Raynor put the light on the floor. “Right there, next to the chair. I figure she was sitting at the table — her chair backs up to the curtain — when she got it. Then she fell to the right and—”

“You’re positive you saw only one man come in here?”

“Just this Michael.”

“How can you be sure it was him?”

“He came around all the time to see her and I always kept an eye on him. I don’t trust any of these Gyps, but him especially.”

“You came on duty at four and saw Michael about five-forty. Were you watching this place all that time in between?”

Raynor coughed fitfully to cover his confusion. “Well... yeah. I mean, no, not exactly. Maybe I went around the block a couple of times.”

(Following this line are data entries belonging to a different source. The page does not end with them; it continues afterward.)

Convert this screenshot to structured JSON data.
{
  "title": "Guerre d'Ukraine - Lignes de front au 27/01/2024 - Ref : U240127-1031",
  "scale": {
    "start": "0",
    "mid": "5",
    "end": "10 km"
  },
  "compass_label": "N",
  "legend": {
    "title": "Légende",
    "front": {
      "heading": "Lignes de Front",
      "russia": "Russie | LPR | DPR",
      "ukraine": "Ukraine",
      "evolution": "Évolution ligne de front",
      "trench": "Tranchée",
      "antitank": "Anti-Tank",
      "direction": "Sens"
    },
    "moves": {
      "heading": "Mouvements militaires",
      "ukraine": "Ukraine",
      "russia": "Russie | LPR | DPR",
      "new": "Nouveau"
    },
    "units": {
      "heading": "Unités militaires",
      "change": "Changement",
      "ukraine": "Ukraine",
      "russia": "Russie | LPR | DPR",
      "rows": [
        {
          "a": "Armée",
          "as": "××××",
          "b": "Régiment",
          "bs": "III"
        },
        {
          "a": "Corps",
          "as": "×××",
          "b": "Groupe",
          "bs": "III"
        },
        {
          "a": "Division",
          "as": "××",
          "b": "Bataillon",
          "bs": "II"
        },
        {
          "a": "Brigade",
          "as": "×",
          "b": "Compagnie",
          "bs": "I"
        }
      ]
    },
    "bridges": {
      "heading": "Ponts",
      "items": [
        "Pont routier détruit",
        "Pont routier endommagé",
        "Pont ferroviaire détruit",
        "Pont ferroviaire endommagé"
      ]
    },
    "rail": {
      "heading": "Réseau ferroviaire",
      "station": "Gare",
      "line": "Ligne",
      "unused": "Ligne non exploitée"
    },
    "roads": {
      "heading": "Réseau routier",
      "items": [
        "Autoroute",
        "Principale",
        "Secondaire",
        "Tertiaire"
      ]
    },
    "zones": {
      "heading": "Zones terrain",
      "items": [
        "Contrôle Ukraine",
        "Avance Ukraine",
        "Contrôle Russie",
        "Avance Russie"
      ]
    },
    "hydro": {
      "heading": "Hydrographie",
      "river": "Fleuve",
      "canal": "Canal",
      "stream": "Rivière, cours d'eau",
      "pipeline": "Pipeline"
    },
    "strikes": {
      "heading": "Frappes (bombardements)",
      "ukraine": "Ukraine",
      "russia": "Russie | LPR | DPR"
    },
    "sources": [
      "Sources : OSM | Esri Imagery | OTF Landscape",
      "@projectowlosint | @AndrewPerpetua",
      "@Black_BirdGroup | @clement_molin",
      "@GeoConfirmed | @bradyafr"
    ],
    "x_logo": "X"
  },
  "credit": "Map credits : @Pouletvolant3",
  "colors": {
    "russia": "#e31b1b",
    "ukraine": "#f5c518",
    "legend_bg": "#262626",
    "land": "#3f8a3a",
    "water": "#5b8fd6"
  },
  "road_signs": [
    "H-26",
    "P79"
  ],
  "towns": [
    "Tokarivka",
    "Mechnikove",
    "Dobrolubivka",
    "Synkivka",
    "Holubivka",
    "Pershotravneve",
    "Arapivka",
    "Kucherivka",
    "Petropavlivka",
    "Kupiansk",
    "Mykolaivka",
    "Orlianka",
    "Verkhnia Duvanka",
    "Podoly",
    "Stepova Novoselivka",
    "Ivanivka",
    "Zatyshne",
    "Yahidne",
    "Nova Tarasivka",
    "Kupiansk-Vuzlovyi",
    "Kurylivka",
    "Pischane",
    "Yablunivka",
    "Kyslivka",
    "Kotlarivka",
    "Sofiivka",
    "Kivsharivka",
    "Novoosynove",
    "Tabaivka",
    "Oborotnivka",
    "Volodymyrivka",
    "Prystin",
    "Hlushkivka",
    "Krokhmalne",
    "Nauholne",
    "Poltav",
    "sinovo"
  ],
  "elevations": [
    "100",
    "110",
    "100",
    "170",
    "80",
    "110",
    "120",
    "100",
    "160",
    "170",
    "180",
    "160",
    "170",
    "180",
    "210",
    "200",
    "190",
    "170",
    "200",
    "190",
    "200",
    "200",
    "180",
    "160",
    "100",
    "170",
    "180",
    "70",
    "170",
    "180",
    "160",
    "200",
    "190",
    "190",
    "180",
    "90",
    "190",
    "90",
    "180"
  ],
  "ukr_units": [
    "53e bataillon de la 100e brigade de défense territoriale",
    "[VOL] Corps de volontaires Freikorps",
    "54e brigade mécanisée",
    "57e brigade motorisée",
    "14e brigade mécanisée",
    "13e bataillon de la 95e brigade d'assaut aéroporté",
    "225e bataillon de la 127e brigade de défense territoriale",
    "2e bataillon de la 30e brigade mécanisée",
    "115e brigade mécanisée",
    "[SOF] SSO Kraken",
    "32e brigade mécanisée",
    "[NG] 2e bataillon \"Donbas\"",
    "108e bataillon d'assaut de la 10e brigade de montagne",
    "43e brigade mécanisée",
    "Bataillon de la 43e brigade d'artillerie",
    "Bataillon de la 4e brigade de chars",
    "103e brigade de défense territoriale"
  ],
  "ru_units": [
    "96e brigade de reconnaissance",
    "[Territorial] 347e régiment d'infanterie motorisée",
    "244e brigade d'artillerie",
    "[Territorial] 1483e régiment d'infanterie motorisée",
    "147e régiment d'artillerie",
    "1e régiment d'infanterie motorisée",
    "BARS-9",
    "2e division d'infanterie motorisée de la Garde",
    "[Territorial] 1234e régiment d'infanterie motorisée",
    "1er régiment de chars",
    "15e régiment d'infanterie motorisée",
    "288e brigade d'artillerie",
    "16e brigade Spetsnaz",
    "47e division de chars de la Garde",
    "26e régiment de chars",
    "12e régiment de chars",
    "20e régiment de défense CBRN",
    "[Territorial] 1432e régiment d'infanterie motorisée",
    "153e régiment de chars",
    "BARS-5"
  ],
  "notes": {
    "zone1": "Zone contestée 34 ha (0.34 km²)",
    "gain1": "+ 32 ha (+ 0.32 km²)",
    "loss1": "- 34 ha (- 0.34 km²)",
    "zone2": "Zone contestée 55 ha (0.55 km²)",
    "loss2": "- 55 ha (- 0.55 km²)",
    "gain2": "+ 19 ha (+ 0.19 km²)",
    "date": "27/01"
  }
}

“So someone else could have been in here while you were gone?”

“Listen, Lieutenant,” Raynor said in a rasping voice, “don’t try to mix me up. Sure, somebody else could have come in. But I saw Michael leave. No more than two minutes later I came by and saw the front door opened. Sonya was usually closed up for the night by that time so I thought something was funny.”

“You came in then and found her?”

Raynor nodded. “And she was bleeding like a stuck pig. She couldn’t have been slugged more than a couple of minutes before.”

“All right, Raynor,” Daniels said, “but Michael says he wasn’t here.”

“He’s a liar! I saw him.”

“Can you prove it?”

“Good Lord, Lieutenant!” Raynor bellowed, shaking his head in bull-like anger. “Since when does a cop have to prove he saw something?”

“You never had much dealing with Gypsy thinking,” said Daniels.

He left the store and started across the sidewalk to the car, but suddenly he swerved and walked down the street to a small grocery store which was wedged in between two old brownstones.

The storekeeper, a small, weary woin her middle fifties, was sitting on a stool behind the counter.

“Good evening,” Daniels said. He showed her his badge.

“About that fortune teller, eh?” the woman asked, her eyes sparkling with curiosity. “Too bad.”

“Her place looked dusty,” Daniels said, taking a box of crackers from the counter. He gave the woman a dime. “Did she do much business?”

“Not much. I always wondered how she paid her rent.”

“She didn’t.”

“I figured that. Oh, I’d see people go in every once in a while. Not many, though.”

“I guess women go in pretty heavy for that stuff,” Daniels said idly.

“They eat it up. But most of her customers were men.” The woman tried to put a leer in her voice.

“Men? Well, well.”

“Sure, mostly men. Then there was this young Gypsy fellow. He came around a lot. Michael, I think his name was.”

“She was going to marry him,” Daniels said indifferently, “but they called it off.” He laughed. “So I guess Michael wasn’t around much lately.”

“He was, too,” the woman snapped. “He was in there the afternoon she was killed. Yesterday afternoon. I was arranging vegetables in the window and saw him running out of the place.”

That, thought Daniels, settled that. Hiding his quickening interest, he said, “About what time?”

“Five-thirty, I’d say.”

“Uh-huh. Did you see anyone else?”

“None after Michael — except Raynor, of course.”

Something in her tone of voice brought Daniels’ senses instantly alert. “What about before?”

“Just that man — the one who goes in every day. I asked Sonya once whether he was buggy. You know, getting his palm read all the time. She laughed and told me he came in every day for his lucky number. Every day without fail he pops in — five-thirty exactly — and stays a minute, then he’s right back out again.”

Daniels fumbled a cracker and dropped it on the floor. “Can you describe him?”

“Short and thin. Never wears a hat but his suits must run him over a hundred dollars. Thick blond hair and a sharp nose. Oh, he wears glasses.”